Does Mark Sanchez deserve all the criticism?

By Gil Alcaraz IV
Mark Sanchez
The Star-Ledger-US PRESSWIRE

It has been a rough start to the 2012 NFL season for Mark Sanchez.

After a fluky Week 1 win, the New York Jets starting quarterback has spent the last three games proving all of his critics correct. With wayward passing, dumbfounding decision making and a knack for giving away the ball, the Jets community and media talking heads everywhere are calling him one of the worst starting quarterbacks in the NFL.

So the question has arisen: does Sanchez deserve all of this criticism?

The answer is pretty obvious. Despite the Jets’ respectable 2-2 record to start the season, Sanchez’ numbers have been awful to say the least.

Through four games, Sanchez has completed only 49.2 percent of his passes for 813 yards, five touchdowns and four interceptions. He has also fumbled two times, losing one of them. That wonderful stat line has landed him with a 69.6 passer rating, ranking him 28th in the NFL.

Although the numbers are painful, what’s really nauseating is watching Sanchez play on Sundays.

When he sets his feet, gets blocking and has wide open receivers to throw to, Sanchez is a spot-on passer. Any other time, he turns into a second-string high school quarterback who crumbles at the slightest hint of pressure. And considering that his offensive line is subpar at best, the latter is much more frequent than the former.

Sanchez consistently misses open receivers, throws into traffic, and takes unnecessary sacks by holding onto the ball way too long. He rarely finds the confidence to throw accurately down the field, evidenced by his whopping six completions of 20 yards or more. If it wasn’t for Santonio Holmes, the only receiver that’s capable of making plays despite lousy passing, Sanchez would be out of luck and already out of a job.

In Sanchez’ defense, it’s not like the rest of the offense is doing much to help their quarterback.

The running game, specifically Shonn Greene, has been a non-factor so far this season. The ground attack is averaging only 86.5 yards per game this season, with a weak 3.2 yards per carry. The offensive front has been porous, consistently failing to keep defensive fronts at bay. Still, even when his supporting cast shows up, Sanchez becomes incapable of making plays when opportunities arise.

Now, especially with Tim Tebow as the only other experienced quarterback on the roster, it’s unlikely that Sanchez will be benched unless the Jets make a move. Jets head coach Rex Ryan has even made it clear that he’ll remain the starter despite his early struggles.

“He’s definitely our guy,” Ryan said. “I know this is killing him. He’s going to want to respond.”

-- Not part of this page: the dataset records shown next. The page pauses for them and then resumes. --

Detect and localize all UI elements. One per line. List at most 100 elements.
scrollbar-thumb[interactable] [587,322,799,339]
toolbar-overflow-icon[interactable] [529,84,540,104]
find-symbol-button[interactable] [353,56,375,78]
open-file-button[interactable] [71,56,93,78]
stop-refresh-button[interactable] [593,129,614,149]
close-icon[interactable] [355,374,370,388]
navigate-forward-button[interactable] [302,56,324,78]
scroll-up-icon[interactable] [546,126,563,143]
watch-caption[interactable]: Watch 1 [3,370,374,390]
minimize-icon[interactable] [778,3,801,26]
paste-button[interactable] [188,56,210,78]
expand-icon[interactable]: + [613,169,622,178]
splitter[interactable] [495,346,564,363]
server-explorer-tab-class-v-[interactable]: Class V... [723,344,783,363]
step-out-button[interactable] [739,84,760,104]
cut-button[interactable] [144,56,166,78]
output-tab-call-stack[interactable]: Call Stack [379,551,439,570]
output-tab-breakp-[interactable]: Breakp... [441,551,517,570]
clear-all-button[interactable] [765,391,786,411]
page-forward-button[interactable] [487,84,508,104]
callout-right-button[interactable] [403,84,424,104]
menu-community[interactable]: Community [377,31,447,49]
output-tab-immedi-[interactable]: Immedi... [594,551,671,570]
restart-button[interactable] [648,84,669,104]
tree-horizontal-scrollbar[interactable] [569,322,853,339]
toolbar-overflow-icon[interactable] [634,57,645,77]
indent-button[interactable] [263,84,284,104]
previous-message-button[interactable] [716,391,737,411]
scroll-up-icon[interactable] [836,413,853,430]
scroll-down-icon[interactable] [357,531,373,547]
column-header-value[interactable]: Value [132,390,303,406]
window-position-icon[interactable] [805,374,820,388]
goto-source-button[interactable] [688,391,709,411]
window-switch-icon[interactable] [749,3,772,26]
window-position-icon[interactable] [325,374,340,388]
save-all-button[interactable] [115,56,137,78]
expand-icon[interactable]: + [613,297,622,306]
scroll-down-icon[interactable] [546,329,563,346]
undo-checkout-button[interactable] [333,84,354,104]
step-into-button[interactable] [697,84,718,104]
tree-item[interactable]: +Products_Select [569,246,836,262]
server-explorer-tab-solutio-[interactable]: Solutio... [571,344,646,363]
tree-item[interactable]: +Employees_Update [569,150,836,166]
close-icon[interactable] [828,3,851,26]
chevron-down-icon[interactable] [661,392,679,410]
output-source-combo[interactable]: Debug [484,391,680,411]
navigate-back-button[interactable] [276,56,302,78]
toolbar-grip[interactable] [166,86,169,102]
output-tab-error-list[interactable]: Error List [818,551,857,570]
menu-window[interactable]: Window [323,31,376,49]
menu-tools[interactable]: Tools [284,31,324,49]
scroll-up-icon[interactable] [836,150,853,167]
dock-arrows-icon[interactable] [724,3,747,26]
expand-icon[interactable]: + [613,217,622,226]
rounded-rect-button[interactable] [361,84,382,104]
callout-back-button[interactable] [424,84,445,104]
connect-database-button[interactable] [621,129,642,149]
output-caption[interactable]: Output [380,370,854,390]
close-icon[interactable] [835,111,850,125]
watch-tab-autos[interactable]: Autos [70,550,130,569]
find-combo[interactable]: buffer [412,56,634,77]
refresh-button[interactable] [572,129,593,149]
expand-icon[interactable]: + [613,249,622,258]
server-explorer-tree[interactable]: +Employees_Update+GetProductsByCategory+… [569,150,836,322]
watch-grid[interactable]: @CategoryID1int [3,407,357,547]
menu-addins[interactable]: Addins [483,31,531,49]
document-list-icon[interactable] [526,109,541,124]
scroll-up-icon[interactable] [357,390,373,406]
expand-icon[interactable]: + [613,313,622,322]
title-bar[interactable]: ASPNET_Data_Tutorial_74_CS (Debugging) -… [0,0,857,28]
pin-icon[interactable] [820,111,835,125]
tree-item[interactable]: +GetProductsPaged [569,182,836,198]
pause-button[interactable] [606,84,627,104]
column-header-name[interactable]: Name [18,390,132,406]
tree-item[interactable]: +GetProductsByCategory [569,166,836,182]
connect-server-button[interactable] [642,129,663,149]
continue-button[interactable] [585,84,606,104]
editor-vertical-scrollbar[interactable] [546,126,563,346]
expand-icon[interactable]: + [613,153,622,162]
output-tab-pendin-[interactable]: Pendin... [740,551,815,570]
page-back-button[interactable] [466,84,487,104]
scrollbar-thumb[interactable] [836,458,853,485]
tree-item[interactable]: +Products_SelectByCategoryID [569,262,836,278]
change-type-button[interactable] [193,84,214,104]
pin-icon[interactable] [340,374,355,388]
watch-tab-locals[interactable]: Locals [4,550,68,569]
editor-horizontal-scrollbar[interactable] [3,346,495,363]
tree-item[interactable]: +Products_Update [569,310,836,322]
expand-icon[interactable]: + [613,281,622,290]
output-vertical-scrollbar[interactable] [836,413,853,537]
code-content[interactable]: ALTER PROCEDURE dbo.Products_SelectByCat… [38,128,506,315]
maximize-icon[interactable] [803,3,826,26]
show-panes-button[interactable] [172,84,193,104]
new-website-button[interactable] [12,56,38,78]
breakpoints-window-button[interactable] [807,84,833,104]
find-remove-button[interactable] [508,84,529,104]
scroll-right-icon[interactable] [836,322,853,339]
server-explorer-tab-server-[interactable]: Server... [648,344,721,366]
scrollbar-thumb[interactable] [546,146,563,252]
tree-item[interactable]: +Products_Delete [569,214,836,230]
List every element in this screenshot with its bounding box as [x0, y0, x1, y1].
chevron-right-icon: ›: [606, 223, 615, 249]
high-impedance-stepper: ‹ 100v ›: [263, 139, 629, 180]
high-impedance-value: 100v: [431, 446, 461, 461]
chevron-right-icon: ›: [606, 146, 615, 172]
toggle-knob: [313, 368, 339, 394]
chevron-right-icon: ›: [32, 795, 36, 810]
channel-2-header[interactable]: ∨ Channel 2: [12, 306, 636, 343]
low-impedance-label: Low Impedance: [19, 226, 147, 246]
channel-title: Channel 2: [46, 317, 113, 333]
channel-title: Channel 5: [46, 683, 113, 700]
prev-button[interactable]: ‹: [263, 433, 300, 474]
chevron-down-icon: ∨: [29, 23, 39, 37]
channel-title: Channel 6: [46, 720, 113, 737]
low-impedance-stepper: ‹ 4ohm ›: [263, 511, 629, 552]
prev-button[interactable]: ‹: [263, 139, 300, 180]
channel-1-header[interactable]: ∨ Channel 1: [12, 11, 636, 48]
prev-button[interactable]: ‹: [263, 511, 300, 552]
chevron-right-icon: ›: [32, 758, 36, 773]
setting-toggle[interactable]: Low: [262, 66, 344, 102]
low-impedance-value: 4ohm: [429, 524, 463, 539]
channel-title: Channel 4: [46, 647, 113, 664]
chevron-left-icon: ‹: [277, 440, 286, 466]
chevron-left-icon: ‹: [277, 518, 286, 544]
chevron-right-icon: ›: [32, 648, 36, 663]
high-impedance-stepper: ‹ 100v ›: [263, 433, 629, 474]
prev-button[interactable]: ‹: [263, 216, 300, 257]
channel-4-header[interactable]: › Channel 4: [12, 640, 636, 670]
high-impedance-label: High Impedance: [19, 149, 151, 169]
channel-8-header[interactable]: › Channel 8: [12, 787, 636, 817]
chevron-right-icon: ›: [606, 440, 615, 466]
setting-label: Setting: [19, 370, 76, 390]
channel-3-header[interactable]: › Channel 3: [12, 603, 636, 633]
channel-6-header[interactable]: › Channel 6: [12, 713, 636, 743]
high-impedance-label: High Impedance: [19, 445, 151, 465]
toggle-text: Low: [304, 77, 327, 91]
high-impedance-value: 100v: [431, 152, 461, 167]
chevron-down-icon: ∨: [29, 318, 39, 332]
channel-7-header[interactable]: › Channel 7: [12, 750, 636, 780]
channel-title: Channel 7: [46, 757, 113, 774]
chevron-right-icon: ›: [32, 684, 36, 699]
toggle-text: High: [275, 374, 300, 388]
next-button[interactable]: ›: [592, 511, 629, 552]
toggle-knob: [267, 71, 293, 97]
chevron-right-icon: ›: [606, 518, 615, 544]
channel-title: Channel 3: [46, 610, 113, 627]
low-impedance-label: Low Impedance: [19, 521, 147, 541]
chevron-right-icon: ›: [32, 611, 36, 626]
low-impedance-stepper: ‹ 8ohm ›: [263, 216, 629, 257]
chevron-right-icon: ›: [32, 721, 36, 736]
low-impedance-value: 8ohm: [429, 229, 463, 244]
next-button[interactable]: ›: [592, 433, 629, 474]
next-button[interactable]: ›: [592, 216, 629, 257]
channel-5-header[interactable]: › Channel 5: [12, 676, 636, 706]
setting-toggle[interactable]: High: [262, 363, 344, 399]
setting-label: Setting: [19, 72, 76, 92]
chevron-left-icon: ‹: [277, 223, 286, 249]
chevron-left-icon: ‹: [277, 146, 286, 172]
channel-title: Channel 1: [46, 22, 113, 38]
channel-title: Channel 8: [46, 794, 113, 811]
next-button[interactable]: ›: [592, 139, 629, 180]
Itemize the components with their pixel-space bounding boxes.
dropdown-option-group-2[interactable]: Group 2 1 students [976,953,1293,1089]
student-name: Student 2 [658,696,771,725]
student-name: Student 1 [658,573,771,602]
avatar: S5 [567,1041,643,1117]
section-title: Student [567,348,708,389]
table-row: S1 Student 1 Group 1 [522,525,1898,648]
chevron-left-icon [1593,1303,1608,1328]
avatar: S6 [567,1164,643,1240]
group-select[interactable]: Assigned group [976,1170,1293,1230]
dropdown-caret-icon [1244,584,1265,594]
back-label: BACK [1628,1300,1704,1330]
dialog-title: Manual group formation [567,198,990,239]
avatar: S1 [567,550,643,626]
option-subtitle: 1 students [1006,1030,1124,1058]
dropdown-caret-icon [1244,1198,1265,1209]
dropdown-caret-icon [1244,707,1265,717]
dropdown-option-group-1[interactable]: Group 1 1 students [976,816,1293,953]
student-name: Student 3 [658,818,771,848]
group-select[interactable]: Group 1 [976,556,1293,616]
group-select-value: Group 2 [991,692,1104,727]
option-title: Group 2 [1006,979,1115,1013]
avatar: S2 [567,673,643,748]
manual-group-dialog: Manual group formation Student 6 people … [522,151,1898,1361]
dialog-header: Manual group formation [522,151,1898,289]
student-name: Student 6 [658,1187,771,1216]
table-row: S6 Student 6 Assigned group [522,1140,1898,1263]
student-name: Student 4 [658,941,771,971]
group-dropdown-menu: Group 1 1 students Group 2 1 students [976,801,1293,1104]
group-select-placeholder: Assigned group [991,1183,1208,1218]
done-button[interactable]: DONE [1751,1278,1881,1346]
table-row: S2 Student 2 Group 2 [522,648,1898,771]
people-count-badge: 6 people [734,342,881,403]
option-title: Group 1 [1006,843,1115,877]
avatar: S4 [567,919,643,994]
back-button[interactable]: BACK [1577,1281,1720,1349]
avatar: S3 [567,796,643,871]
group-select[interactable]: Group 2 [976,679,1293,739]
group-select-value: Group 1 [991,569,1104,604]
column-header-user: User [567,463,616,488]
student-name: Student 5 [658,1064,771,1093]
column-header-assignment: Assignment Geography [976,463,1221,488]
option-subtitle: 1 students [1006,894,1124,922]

Despite Ryan’s vote of confidence, it’s safe to say that all of the criticism is warranted. Sanchez has had four years to prove that he’s a quarterback who can be successful and productive in the NFL. In case you haven’t noticed, he’s still missing the whole “successful” and “productive” parts of the equation. Season after season, he lets the defense carry the team. Well, unless Ryan really is smitten with Sanchez, his time is just about up.

Barring a complete turnaround, Sanchez could get the ax at season’s end. The Jets have suffered enough; it’s time to put a real NFL quarterback behind center.